The Initiative made Canada an internationally recognized leader in CVD prevention, and created a unique platform for health services research which has application to population health and quality of care issues beyond heart health, thus contributing to the goals of health care renewal in Canada.
The goals of the Canadian Heart Health Initiative are as follows:
Health Canada provided technical and policy support to the provincial departments of health. The former National Health Research Development Program (NHRDP) extended research contributions which were matched and indeed exceeded by the provinces. The funding was subject to the following conditions: (1) co-funding by the provincial health departments; (2) approval by a scientific site visit of the protocols for the demonstration projects and the evaluation plan; and (3) implementation of a public health approach.
Hypertension, also known as high blood pressure, is widely prevalent in Canada. What makes the condition an issue of particular concern is that symptoms can be absent even in cases of high blood pressure. This poses a challenge to early diagnosis and long term control. To minimize those suffering from hypertension, public awareness is considered key.

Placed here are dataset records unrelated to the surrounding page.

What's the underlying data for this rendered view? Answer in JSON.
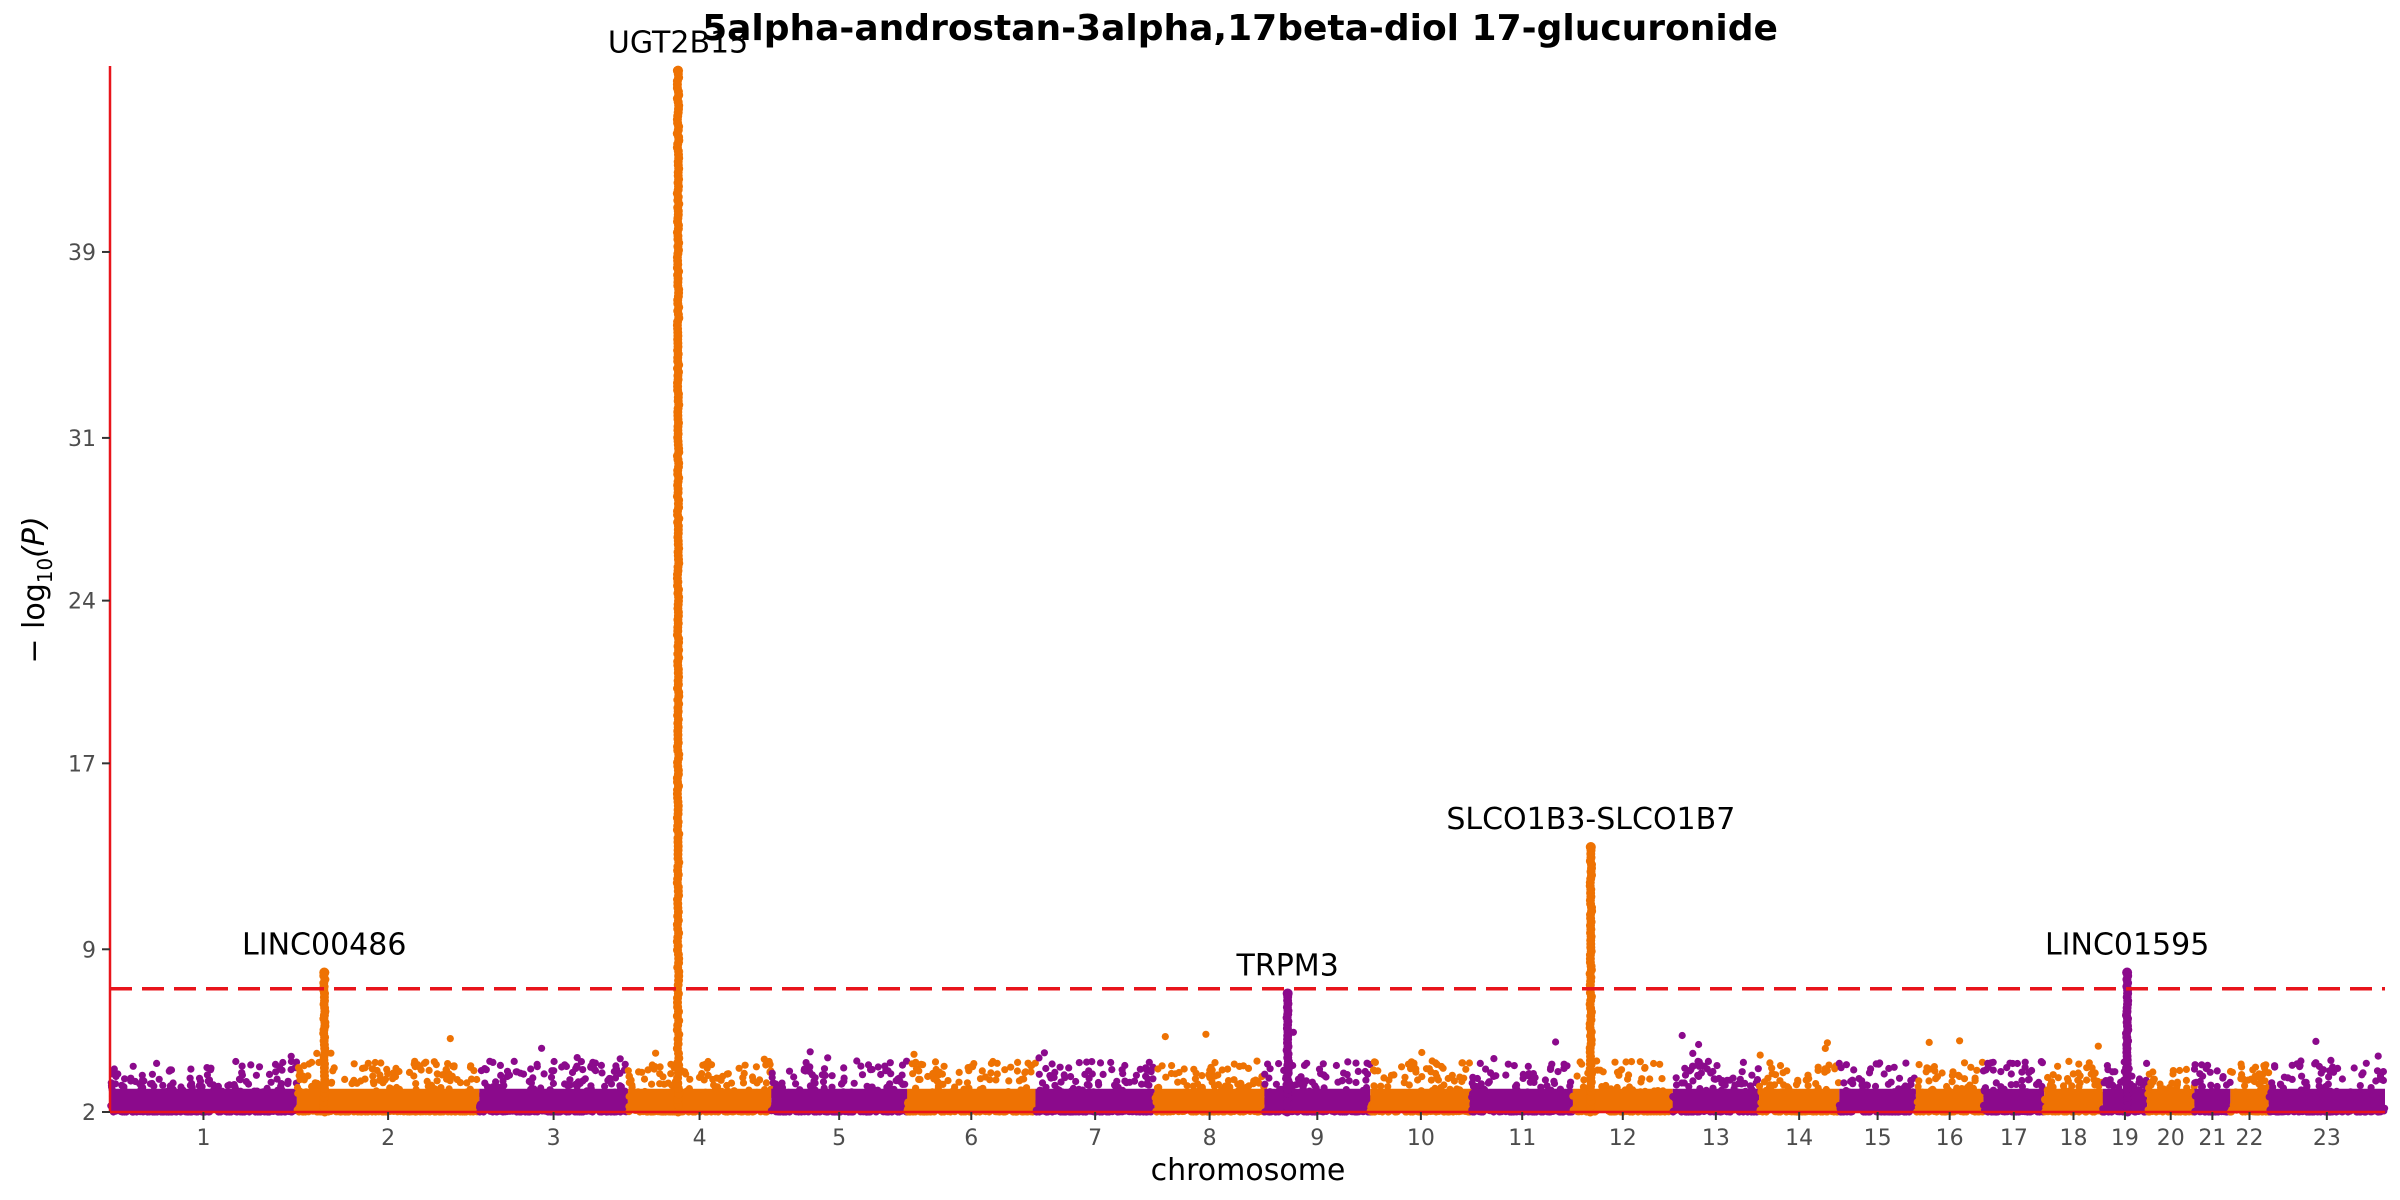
{
  "chart_data": {
    "type": "scatter",
    "subtype": "manhattan",
    "title": "5alpha-androstan-3alpha,17beta-diol 17-glucuronide",
    "xlabel": "chromosome",
    "ylabel": "− log10(P)",
    "ylabel_parts": {
      "prefix": "− log",
      "sub": "10",
      "suffix": "(P)"
    },
    "ylim": [
      2,
      47
    ],
    "yticks": [
      2,
      9,
      17,
      24,
      31,
      39
    ],
    "significance_threshold": 7.3,
    "colors": {
      "odd": "#8B0A8C",
      "even": "#EE7203",
      "threshold": "#E8141B",
      "axis": "#E8141B"
    },
    "chromosomes": [
      {
        "label": "1",
        "length": 249
      },
      {
        "label": "2",
        "length": 243
      },
      {
        "label": "3",
        "length": 198
      },
      {
        "label": "4",
        "length": 191
      },
      {
        "label": "5",
        "length": 181
      },
      {
        "label": "6",
        "length": 171
      },
      {
        "label": "7",
        "length": 159
      },
      {
        "label": "8",
        "length": 146
      },
      {
        "label": "9",
        "length": 141
      },
      {
        "label": "10",
        "length": 135
      },
      {
        "label": "11",
        "length": 135
      },
      {
        "label": "12",
        "length": 133
      },
      {
        "label": "13",
        "length": 115
      },
      {
        "label": "14",
        "length": 107
      },
      {
        "label": "15",
        "length": 102
      },
      {
        "label": "16",
        "length": 90
      },
      {
        "label": "17",
        "length": 81
      },
      {
        "label": "18",
        "length": 78
      },
      {
        "label": "19",
        "length": 59
      },
      {
        "label": "20",
        "length": 63
      },
      {
        "label": "21",
        "length": 48
      },
      {
        "label": "22",
        "length": 51
      },
      {
        "label": "23",
        "length": 155
      }
    ],
    "peaks": [
      {
        "chr": "2",
        "pos": 0.15,
        "max": 8.0,
        "label": "LINC00486"
      },
      {
        "chr": "4",
        "pos": 0.35,
        "max": 46.8,
        "label": "UGT2B15"
      },
      {
        "chr": "9",
        "pos": 0.22,
        "max": 7.1,
        "label": "TRPM3"
      },
      {
        "chr": "12",
        "pos": 0.18,
        "max": 13.4,
        "label": "SLCO1B3-SLCO1B7"
      },
      {
        "chr": "19",
        "pos": 0.55,
        "max": 8.0,
        "label": "LINC01595"
      }
    ]
  }
}
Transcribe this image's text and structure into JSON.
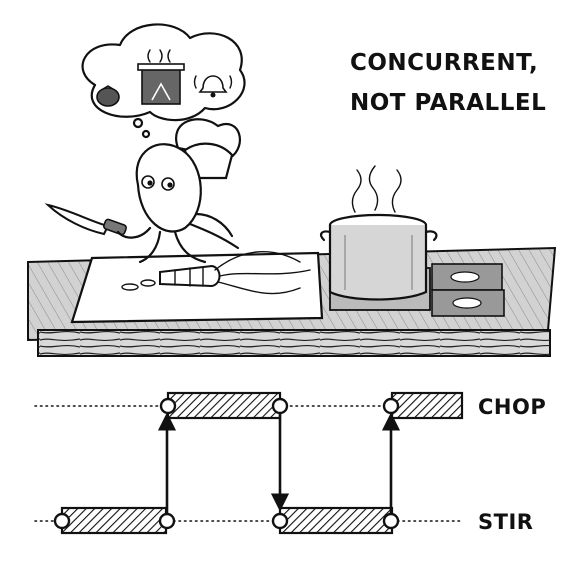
{
  "title": {
    "line1": "CONCURRENT,",
    "line2": "NOT PARALLEL"
  },
  "lanes": {
    "top": "CHOP",
    "bottom": "STIR"
  },
  "illustration": {
    "character": "octopus-chef-icon",
    "thought_items": [
      "tomato-icon",
      "steaming-pot-icon",
      "bell-icon"
    ],
    "props": [
      "knife-icon",
      "cutting-board-icon",
      "carrot-icon",
      "stockpot-icon",
      "stove-icon"
    ]
  },
  "timeline": {
    "segments": [
      {
        "lane": "bottom",
        "order": 1
      },
      {
        "lane": "top",
        "order": 2
      },
      {
        "lane": "bottom",
        "order": 3
      },
      {
        "lane": "top",
        "order": 4
      }
    ],
    "switches": [
      {
        "from": "bottom",
        "to": "top"
      },
      {
        "from": "top",
        "to": "bottom"
      },
      {
        "from": "bottom",
        "to": "top"
      }
    ]
  }
}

The prevalence, incidence, and strategies to control hypertension were first reported through a working group consisting of federal and provincial representatives in 1984. Based on the recommendations of this working group, the Canadian Coalition for High Blood Pressure Prevention and Control was established in 1985. Its mandate was to prevent and control high blood pressure among Canadians. Many of the stake holders from professional societies, volunteer organizations, and government sectors (including Health Canada) became members of this umbrella organization. A report entitled The Prevention and Control of High Blood Pressure in Canada was published subsequently in 1986.
In December, 1996, it was determined that the Canadian hypertension strategy was in need of reevaluation. A new strategy was to be developed for the next fifteen years with a new perspective on hypertension issues. A new committee was established to evaluate and deal with these issues in February, 1997 and named the National Hypertension Control Strategy Committee (NHCSC).
The objective of NHCSC is to address and improve upon the detection, control, and treatment of hypertension among Canadians. This is done through the examination of several issues. First, the current status of hypertension in Canada, and the status of improvement in hypertension since 1970 is to be reflected upon. Specific areas of concern, such as non-pharmacological therapy and professional education, shall also be evaluated. The setting of strategic direction and policy planning for hypertension control is the mandate of NHCSC.